Forests managed by Forest department also attract ecotourists. These forests include Sinharaja world heritage site (which is also man and biosphere site), Kithulgala Forest Reserve, Knuckles forest range and the highland peak wilderness and Adams Peak. Sri Lanka also an ornithologist's paradise with over 250 resident species, mostly found in the wet zone. The Kumana sanctuary in the southeast, and Bundala (famous for flamingoes), Kalametiya and Weerawila sanctuaries between Tissamaharama and Hambantota in the south, all with lagoons are the principal bird sanctuaries. Bellanwila-Attidiya sanctuary close to Colombo and Kurulu-kele Vegetation in Kegalle are also some other bird watching areas.
Yagirala Forest and Field Research station - Rain forest situated in Kalutara district and part of the forest is managed by Department of Forestry and Environment Science, University of Sri Jayewardenepura. This is used for field activities of forestry students and for research, and can be reserved for visitors and visiting foreign students and researchers.
Waterfalls - The island is blessed with 103 rivers and streams radiating from the central hills, rushing down rocky precipices forming a number of roaring waterfalls of various shapes and heights, all ending up loosing the momentum at the Indian Ocean. Some of the most picturesque waterfalls include Diyaluma, St. Claires, Devon falls and Bopath Ella.
Wetlands - These are unique ecosystems with numerous bird life some with mangrove vegetation. eg. Muthurajawela mangroves, Negombo mangrove ecosystem, madu ganga and Bolgoda Lake.
Botanical Gardens - There are three botanical gardens in Sri Lanka: Peradeniya, Hakgala and Gampaha- Henerathgoda.
Zoological Gardens - Dehiwala zoo is one of the most attractive in Asia. The 15 ha of undulating ground is beautifully laid out with shrubs, flowering trees and plants, orchids, lakes and fountains. There are over 2000 animals include large collection of birds, elephants, sloth bear, leopard, civets, and other small cats, many kinds of lizard, crocodiles and snakes. Lions, tigers, jaguars, black panthers, and many exotic species such as hippopotami, rhinos, giraffes and kangaroos. The aquarium has over 500 species of fish.

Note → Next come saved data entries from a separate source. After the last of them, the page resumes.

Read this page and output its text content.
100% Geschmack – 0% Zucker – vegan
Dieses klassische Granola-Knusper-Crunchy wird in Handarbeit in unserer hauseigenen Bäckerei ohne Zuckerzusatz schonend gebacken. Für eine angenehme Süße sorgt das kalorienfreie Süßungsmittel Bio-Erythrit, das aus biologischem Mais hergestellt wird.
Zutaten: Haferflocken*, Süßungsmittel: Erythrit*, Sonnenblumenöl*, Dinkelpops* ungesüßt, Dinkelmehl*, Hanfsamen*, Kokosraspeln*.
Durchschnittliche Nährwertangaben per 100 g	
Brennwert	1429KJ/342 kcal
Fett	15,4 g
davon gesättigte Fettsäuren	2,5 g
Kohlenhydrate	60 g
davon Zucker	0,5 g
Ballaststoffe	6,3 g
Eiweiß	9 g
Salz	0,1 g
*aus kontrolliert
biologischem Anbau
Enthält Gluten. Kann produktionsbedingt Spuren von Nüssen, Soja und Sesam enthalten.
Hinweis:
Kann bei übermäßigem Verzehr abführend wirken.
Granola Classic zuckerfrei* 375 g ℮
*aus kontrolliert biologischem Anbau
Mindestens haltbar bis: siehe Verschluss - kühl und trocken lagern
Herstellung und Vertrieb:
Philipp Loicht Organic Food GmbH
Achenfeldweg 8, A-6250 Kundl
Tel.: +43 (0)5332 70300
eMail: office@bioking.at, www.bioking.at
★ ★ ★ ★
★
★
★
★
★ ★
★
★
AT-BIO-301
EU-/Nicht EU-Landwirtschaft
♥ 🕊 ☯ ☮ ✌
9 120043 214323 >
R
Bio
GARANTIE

Museums - The National Museum in Colombo 7, set in an elegant white Neoclassical building and opened in 1877. It has a large collection of paintings, sculptures, furniture, porcelain and Kandyan regalia. The Natural History Museum is just behind the National Museum. Exhibits here include stuffed leopards, pickled snakes and presentations of the islands ecology and biodiversity. The regular meetings of Young Biologists' Association are held in the third floor of the Natural History Museum building.
Elephant orphanages - Pinnewala Elephant orphanage is one of the island's most popular tourist attractions. Pinnewala is home to the world's most largest troupe of captive elephants, from dignified elderly to the cutest of babies.